The strategic issues of playing along with a normal motion picture revolve around the fact that the film is not being improvised, while the music is. The question arises: do we allow the film to influence or playing consciously? Furthermore, in what sense would that be free improvisation? Should we, perhaps, set aside this pretense of free interaction, at least for this gig?

Notice, however, that such questions do not usually arise in regard to the audience, thought they might. Why, one might wonder, does one rarely see a gig in which the players stare out at the audience, and play music as a reaction to what they see? Why do such things only happen when there is a film, or some other artwork?

I hope I can be forgiven for not yet explicitly mentioning Butcher and Hemingway. However, the above are the sorts of issues their gig raised, for me. They, as the reader might have guessed, did treat the presence of the film in some of the expected ways. They began the music by placing notes rhythmically in ways that were clearly related to the action (Butcher) and by creating an atmospheric electronic backdrop that served as an appropriate soundtrack (Hemingway.)

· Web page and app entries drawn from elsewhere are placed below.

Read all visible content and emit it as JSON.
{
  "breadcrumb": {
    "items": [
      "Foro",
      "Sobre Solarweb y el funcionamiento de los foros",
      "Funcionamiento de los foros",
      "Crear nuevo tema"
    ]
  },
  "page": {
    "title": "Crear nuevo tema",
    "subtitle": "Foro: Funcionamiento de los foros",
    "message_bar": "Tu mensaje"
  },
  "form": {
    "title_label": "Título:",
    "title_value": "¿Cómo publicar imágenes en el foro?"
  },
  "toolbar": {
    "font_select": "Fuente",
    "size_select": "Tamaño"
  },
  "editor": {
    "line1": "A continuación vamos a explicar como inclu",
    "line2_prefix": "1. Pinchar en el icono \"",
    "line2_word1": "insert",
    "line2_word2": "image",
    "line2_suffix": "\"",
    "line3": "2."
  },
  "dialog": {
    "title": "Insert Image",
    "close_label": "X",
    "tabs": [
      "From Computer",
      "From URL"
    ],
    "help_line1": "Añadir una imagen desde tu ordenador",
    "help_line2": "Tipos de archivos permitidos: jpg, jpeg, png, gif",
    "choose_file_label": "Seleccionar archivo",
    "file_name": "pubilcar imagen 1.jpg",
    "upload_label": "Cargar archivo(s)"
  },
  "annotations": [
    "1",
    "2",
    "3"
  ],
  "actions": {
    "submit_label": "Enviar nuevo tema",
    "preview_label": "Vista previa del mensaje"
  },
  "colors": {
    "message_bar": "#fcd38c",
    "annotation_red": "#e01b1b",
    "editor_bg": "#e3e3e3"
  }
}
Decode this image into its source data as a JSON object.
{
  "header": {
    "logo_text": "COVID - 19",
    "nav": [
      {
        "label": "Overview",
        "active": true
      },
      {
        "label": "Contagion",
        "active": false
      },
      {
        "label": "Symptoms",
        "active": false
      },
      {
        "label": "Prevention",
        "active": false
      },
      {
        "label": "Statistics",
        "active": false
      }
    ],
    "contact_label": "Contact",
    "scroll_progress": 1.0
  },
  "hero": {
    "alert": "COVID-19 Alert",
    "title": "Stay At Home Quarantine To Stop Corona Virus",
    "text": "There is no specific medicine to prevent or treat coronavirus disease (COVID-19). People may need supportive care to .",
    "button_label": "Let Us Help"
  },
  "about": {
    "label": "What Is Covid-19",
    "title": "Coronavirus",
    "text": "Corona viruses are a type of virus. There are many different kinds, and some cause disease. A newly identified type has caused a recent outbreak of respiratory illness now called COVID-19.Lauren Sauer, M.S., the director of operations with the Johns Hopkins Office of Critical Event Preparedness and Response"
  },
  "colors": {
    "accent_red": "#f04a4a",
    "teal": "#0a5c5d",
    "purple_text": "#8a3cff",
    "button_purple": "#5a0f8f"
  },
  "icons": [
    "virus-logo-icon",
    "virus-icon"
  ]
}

To their credit--though perhaps partly due to the nature of the film--they eventually moved out of that mindset. Once they did so, and the music began to cook on its own, the question became: What is the relationship of the music to the film? What justifies our thinking of the music and film as being parts of a whole? Perhaps, at certain points, there was no such justification; or perhaps the only relation was in the fact that we all did think of the two as an artistic whole.

Theoretical questions aside, what the audience takes from such a show is a feeling of whether "it" worked or not. The music clearly worked, once the players got past the pretense of reacting to the film. Butcher was more "American" in his playing than usual, perhaps driven to the more emotive, gutsy territories by Hemingway’s lightning barrages. After all Hemingway is one of Braxton’s major collaborators, which means that he had to learn to create "clouds of garbage-cans" to back up Chicagoan sax howling (to quote Braxton himself.) Hemingway’s speed at several points was astounding, as was his ability to conjure novel sounds from a standard drum-kit.

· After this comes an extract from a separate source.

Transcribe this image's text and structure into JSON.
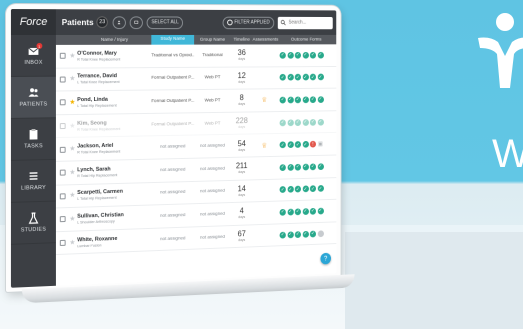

The film, however, was barely tolerable. It was called "Slow Arc Walk," and its title alludes to the fact that it was a one-hour static shot of a man performing a slow, methodical "walk" up and down a room. I suppose that the idea was to choose a film that was simple enough not to distract from the music. I suppose that the film was no more boring than the walls or the stage itself. Perhaps we, the audience, were being prodded to ask ourselves why we were bored with the film if we were not bored by these surroundings. Fair enough. But these sorts of simple, abstract messages have been sent by countless other works, e.g. Cage/Tudor, Duchamp, Fluxus, and so on. Derivative boredom is just that. And so we were all quite primed for the excellent music interlude that followed the break.